Quadratic Equations
Overview
Quadratic equations form a cornerstone topic in upper-primary and secondary mathematics, appearing consistently in JTET Paper II. A quadratic equation is a polynomial equation of degree two, meaning the highest power of the variable is 2. This topic tests both computational skills (finding roots) and conceptual understanding (nature of roots, forming equations).
For JTET, you must master three core competencies: solving quadratic equations using different methods, determining the nature of roots without actually solving, and applying these concepts to word problems. Questions typically involve factorisation, the quadratic formula, and interpreting the discriminant. Real-world applications—such as area problems, age problems, and number puzzles—are common exam themes.
Understanding quadratic equations also builds the foundation for teaching algebraic thinking to upper-primary students, making this topic pedagogically significant beyond mere problem-solving.
Key Concepts
- **Standard Form**: A quadratic equation is written as ax² + bx + c = 0, where a ≠ 0. The coefficients a, b, and c are real numbers, and x is the variable.
- **Roots/Solutions**: The values of x that satisfy the equation are called roots. A quadratic equation has exactly two roots (which may be equal, distinct, or complex).

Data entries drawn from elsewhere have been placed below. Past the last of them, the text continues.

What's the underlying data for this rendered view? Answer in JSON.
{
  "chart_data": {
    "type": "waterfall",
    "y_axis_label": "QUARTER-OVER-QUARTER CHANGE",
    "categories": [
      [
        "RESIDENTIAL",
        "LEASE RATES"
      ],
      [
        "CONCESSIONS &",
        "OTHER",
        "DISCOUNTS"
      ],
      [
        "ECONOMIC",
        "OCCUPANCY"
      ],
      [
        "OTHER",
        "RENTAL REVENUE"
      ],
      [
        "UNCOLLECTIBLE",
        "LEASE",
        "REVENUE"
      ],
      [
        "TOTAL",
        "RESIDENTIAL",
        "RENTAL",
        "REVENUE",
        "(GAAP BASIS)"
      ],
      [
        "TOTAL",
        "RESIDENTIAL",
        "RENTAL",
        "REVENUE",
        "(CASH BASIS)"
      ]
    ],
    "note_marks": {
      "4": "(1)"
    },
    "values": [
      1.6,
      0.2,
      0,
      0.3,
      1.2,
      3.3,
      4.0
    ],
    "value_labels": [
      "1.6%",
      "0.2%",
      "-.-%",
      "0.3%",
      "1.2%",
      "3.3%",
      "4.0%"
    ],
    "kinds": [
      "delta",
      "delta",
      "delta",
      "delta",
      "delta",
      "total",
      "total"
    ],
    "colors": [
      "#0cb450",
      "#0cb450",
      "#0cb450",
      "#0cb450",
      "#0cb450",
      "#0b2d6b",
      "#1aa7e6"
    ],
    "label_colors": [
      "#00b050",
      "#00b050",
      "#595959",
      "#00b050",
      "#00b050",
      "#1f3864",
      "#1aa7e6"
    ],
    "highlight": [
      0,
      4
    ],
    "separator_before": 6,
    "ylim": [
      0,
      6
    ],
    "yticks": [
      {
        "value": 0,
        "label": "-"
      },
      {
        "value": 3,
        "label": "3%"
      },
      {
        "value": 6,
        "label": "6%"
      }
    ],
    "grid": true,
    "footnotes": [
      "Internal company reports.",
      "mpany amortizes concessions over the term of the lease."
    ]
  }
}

- **Discriminant (D)**: The expression D = b² − 4ac determines the nature of roots without solving the equation. This is a frequently tested concept.
- **Sum and Product of Roots**: If α and β are roots, then α + β = −b/a and αβ = c/a. These relationships help form equations when roots are given.
- **Methods of Solving**: Three primary methods exist—factorisation (splitting middle term), completing the square, and the quadratic formula. Factorisation is fastest when applicable.
- **Graphical Interpretation**: The graph of y = ax² + bx + c is a parabola. Roots are the x-intercepts where the parabola crosses the x-axis.
Formulas / Key Facts
| Formula | Context | |---------|---------| | ax² + bx + c = 0 | Standard form of quadratic equation | | x = (−b ± √(b² − 4ac)) / 2a | Quadratic formula to find both roots | | D = b² − 4ac | Discriminant formula | | D > 0 | Two distinct real roots | | D = 0 | Two equal real roots (one repeated root) | | D < 0 | No real roots (imaginary roots) | | α + β = −b/a | Sum of roots | | αβ = c/a | Product of roots | | x² − (sum)x + (product) = 0 | Forming equation when roots are known |
**Key Fact**: For JTET level, discriminant questions and factorisation-based problems dominate. Complex/imaginary roots are typically only mentioned conceptually, not computed.